Tag Archives: file

What is Wrong with My Phone’s Longest Lens?

The quality of modern phone cameras is really impressive.  I will often have the main camera with a longer lens and use the phone for the wider shots.  Other times, it will be the only camera I have.  Quite often I will shoot multiple images with the longest of the three lenses and then stitch them together when I get home.  This can be quite effective.  However, in playing with some images recently, I was getting very odd results from the shots.  I shoot RAW on the phone, but I understand it isn’t a true RAW file but one that Apple’s software pre-processes to some extent.  This seems to be resulting in some strange image qualities.

The shots will have the resolution that they are supposed to, and the file size is certainly large enough to suggest that is what is happening.  However, the shots look ridiculously smudgy.  Here are a couple of examples that show the problem.  The Allegiant jet I shot at Mesa Gateway is a particularly bad example.  It isn’t even the one shot.

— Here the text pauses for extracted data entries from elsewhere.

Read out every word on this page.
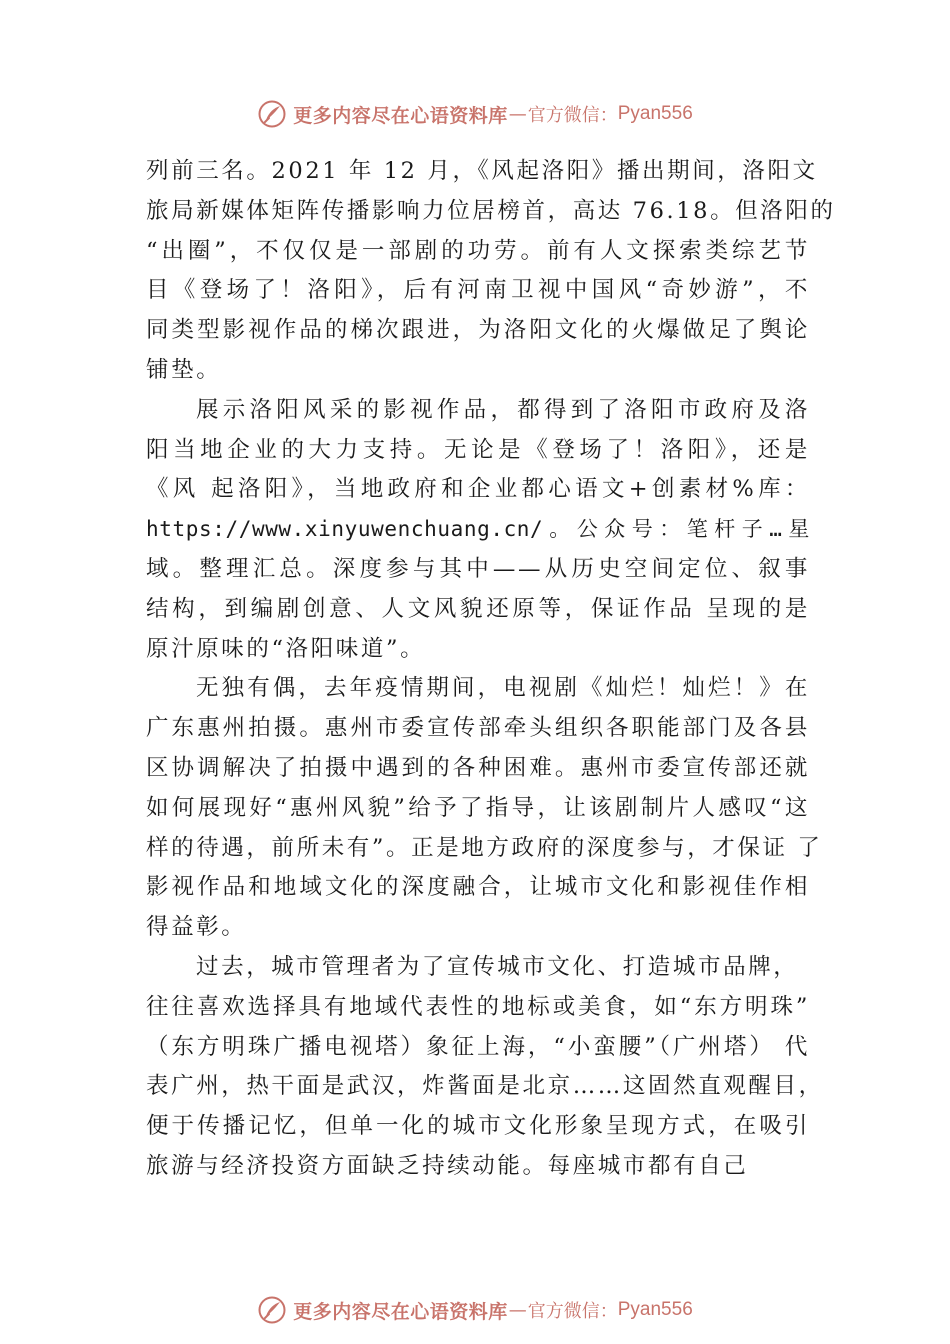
更多内容尽在心语资料库 — 官方微信： Pyan556
列前三名。2021 年 12 月，《风起洛阳》播出期间，洛阳文
旅局新媒体矩阵传播影响力位居榜首，高达 76.18。但洛阳的
“出圈”，不仅仅是一部剧的功劳。前有人文探索类综艺节
目《登场了！洛阳》，后有河南卫视中国风“奇妙游”，不
同类型影视作品的梯次跟进，为洛阳文化的火爆做足了舆论
铺垫。
展示洛阳风采的影视作品，都得到了洛阳市政府及洛
阳当地企业的大力支持。无论是《登场了！洛阳》，还是
《风 起洛阳》，当地政府和企业都心语文+创素材%库：
https://www.xinyuwenchuang.cn/。公众号：笔杆子…星
域。整理汇总。深度参与其中——从历史空间定位、叙事
结构，到编剧创意、人文风貌还原等，保证作品 呈现的是
原汁原味的“洛阳味道”。
无独有偶，去年疫情期间，电视剧《灿烂！灿烂！》在
广东惠州拍摄。惠州市委宣传部牵头组织各职能部门及各县
区协调解决了拍摄中遇到的各种困难。惠州市委宣传部还就
如何展现好“惠州风貌”给予了指导，让该剧制片人感叹“这
样的待遇，前所未有”。正是地方政府的深度参与，才保证 了
影视作品和地域文化的深度融合，让城市文化和影视佳作相
得益彰。
过去，城市管理者为了宣传城市文化、打造城市品牌，
往往喜欢选择具有地域代表性的地标或美食，如“东方明珠”
（东方明珠广播电视塔）象征上海，“小蛮腰”（广州塔） 代
表广州，热干面是武汉，炸酱面是北京……这固然直观醒目，
便于传播记忆，但单一化的城市文化形象呈现方式，在吸引
旅游与经济投资方面缺乏持续动能。每座城市都有自己
更多内容尽在心语资料库 — 官方微信： Pyan556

All three of them are rough.  I have had some shots with really great quality from this lens on the phone so I have no idea why this should be bad.  The odd thing is that, if I look into the file properties and compare with other shots with this lens, it shows a different focal length.  If anyone has any experience or background on this, please let me know.

Adobe Fixed the Time Zone Issue for Video

In this previous post, I noted that there was a problem with the way in which Lightroom identified the time of video files.  I was having to manually adjust the capture time after importing them.  When I contacted Adobe, they said it was a problem with Canon and vice versa.  Not helpful.  However, I notice that, with a recent update (I won’t say upgrade because some aspects of it seem to have really screwed up Lightroom performance), the video files now come in with the correct time associated.  I only found this out because I was about to adjust them when I realized they were already correct.  One little annoyance has now gone away.  Hurrah!

High ISO Raw File Size

On my previous camera bodies I had occasionally shot at very high ISO settings as a result of the lack of light.  I had not paid a huge amount of attention to any secondary effects of doing so.  My current cameras had a work out in some very low light when I decided to test them in some rather unfriendly conditions.  When I was at home, I was running some disc backups and I found I could not get the normal number of files onto a single disc.  A quick bit of investigation and I could see why.  The high ISO shots had a significant increase in file size.  As I understand it, RAW files, while containing all of the data from the sensor, do have an amount of compression applied.  I imagine that the noise inherent in high ISO shots means that the compression is less effective as there is so much variation across pixels.  As an example, a shot at ISO 320 will average at about 22Mb.  The shots at ISO 51,200 are coming in at over 30Mb.  At ISO 204,000, the files can hit 40Mb. That is quite an increase!  Something to keep in mind when planning to shoot in very low light conditions.